Sulla pratica aperta davanti al Csm è intervenuto anche Sebastiano Ardita, consigliere di Autonomia&Indipendenza e presidente della prima commissione del Csm: "E' l'occasione per un voto di fiducia sull'operato della Prima commissione. Con la nostra commissione c'è stata una crescita esponenziale delle pratiche incompatibilità magistrati". Nel suo intervento Ardita ha fatto anche un bilancio dell'attività svolta: "Nel 2018 la precedente consiliatura in 9 mesi aprì 4 pratiche, a fronte delle 15 che sono state aperte nel 2019 dalla nuova commissione. E in poco più di due mesi di quest'anno, prima dell'emergenza, sono state aperte 10 pratiche e altre potrebbero presto maturare. Si tratta in grande parte di un blocco distinto rispetto all'inchiesta di Perugia. Pratiche rilevanti, spesso sorte ad iniziativa della Commissione, che hanno riguardato qualche volta anche vertici giudiziari, rispetto a segnalazioni di semplici giudici o di magistrati sottoposti". "Questo vuol dire che non siamo stati forti coi deboli - ha detto Ardita - e lo abbiamo fatto in silenzio.
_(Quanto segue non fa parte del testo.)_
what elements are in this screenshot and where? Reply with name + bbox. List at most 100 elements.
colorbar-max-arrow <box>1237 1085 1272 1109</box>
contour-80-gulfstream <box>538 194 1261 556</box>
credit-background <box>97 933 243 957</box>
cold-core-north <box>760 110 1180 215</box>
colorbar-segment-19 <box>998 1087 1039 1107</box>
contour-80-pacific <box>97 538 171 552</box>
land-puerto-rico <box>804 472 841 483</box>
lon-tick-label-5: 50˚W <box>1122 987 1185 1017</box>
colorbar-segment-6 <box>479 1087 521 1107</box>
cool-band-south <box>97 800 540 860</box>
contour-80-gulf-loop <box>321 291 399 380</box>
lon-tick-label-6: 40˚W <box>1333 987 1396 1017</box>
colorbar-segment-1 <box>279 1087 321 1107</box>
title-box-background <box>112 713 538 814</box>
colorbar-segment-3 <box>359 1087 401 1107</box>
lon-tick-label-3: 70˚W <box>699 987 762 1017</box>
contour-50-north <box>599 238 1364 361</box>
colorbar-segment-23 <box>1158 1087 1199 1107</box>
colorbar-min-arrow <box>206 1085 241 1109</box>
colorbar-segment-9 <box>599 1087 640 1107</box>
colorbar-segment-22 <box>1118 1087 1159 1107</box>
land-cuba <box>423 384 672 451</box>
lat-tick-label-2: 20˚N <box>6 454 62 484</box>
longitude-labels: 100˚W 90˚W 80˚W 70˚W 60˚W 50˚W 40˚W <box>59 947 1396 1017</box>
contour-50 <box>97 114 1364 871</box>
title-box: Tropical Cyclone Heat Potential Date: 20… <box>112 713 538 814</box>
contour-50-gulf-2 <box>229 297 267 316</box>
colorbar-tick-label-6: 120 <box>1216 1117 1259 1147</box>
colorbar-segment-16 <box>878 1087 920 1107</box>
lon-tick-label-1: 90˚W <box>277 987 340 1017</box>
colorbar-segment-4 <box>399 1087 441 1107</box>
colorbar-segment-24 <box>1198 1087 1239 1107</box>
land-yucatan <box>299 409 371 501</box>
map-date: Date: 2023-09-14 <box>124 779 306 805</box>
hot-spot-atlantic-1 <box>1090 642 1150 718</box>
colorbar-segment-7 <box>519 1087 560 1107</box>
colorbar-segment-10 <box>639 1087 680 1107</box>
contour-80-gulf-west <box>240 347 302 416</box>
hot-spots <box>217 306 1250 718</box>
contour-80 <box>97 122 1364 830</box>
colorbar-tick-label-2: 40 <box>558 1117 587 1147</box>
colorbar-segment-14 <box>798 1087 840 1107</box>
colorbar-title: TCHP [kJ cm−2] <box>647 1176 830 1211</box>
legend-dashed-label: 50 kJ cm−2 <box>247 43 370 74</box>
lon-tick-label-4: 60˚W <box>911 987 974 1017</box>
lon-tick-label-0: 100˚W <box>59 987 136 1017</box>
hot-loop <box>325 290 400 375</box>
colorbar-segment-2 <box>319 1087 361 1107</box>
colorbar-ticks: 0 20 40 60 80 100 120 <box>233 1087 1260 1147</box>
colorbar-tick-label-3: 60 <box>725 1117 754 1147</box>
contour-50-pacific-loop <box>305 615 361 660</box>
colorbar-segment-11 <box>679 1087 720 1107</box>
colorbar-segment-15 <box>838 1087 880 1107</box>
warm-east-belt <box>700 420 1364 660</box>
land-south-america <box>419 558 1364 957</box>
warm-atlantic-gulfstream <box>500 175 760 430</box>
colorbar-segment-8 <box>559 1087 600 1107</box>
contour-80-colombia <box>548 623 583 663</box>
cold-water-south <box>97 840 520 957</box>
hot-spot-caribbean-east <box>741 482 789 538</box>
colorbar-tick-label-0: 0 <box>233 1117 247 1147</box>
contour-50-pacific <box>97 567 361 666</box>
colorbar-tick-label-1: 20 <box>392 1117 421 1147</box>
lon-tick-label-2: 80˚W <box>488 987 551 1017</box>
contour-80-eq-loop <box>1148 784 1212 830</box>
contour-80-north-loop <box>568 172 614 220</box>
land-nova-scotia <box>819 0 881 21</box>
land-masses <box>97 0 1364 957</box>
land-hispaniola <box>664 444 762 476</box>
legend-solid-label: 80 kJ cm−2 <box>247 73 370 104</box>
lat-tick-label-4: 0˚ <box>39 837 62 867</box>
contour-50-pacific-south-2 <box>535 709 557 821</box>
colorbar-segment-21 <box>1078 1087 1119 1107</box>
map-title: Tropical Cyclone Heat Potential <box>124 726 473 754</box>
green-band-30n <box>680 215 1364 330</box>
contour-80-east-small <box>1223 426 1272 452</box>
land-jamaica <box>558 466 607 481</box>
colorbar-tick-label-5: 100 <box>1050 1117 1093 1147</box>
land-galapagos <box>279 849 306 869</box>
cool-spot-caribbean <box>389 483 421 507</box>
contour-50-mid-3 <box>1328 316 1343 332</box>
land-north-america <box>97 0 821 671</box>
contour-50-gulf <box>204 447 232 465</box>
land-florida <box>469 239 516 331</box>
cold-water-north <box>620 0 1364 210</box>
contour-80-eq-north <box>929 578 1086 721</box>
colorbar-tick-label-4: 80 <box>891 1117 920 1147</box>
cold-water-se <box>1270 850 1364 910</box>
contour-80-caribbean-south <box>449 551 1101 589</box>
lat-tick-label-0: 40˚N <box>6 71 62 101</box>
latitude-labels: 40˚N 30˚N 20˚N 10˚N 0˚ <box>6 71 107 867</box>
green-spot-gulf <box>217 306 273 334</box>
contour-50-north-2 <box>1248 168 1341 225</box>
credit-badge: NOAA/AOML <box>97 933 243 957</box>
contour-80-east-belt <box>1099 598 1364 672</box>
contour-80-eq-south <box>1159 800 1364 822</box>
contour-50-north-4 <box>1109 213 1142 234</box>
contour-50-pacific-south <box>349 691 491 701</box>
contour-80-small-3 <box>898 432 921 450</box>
Ma deve essere l'assemblea plenaria a validare questo lavoro e a dire se va bene o no, e a darci la fiducia su questo modo di operare, non sulla singola pratica, ma sul modo di operare".
Con riguardo invece all'inchiesta di Perugia, "i cui atti sono stati oggetto di un recentissimo invio, molte altre pratiche potrebbero arrivare al plenum ma - ha spiegato Ardita - per noi è importante il giudizio del plenum sulla congruità del lavoro istruttorio". Quindi il ritorno in commissione della pratica su Sirignano, chiesta dai consiglieri Michele Ciambellini di Unicost e Fulvio Gigliotti, laico M5S, e poi respinta dal plenum "avrebbe significato un voto di sfiducia verso l'operato della Prima Commissione ed uno stop inevitabile ai procedimenti futuri".
Ieri il pm Sirignano, in una difesa durata due ore davanti al plenum, aveva definito "ingiusto" il suo trasferimento "ho dato tutto me stesso nella Dna, non posso tollerare che sia in discussione la mia integrità", aveva detto. "I presupposti alla base della richiesta di trasferimento sono infondati". Posizione sostenuta dal suo difensore, il procuratore generale di Potenza Armando D'Alterio, che ha definito "un equivoco" la contestazione a Sirignano. Il Csm, però, si è convinto del contrario.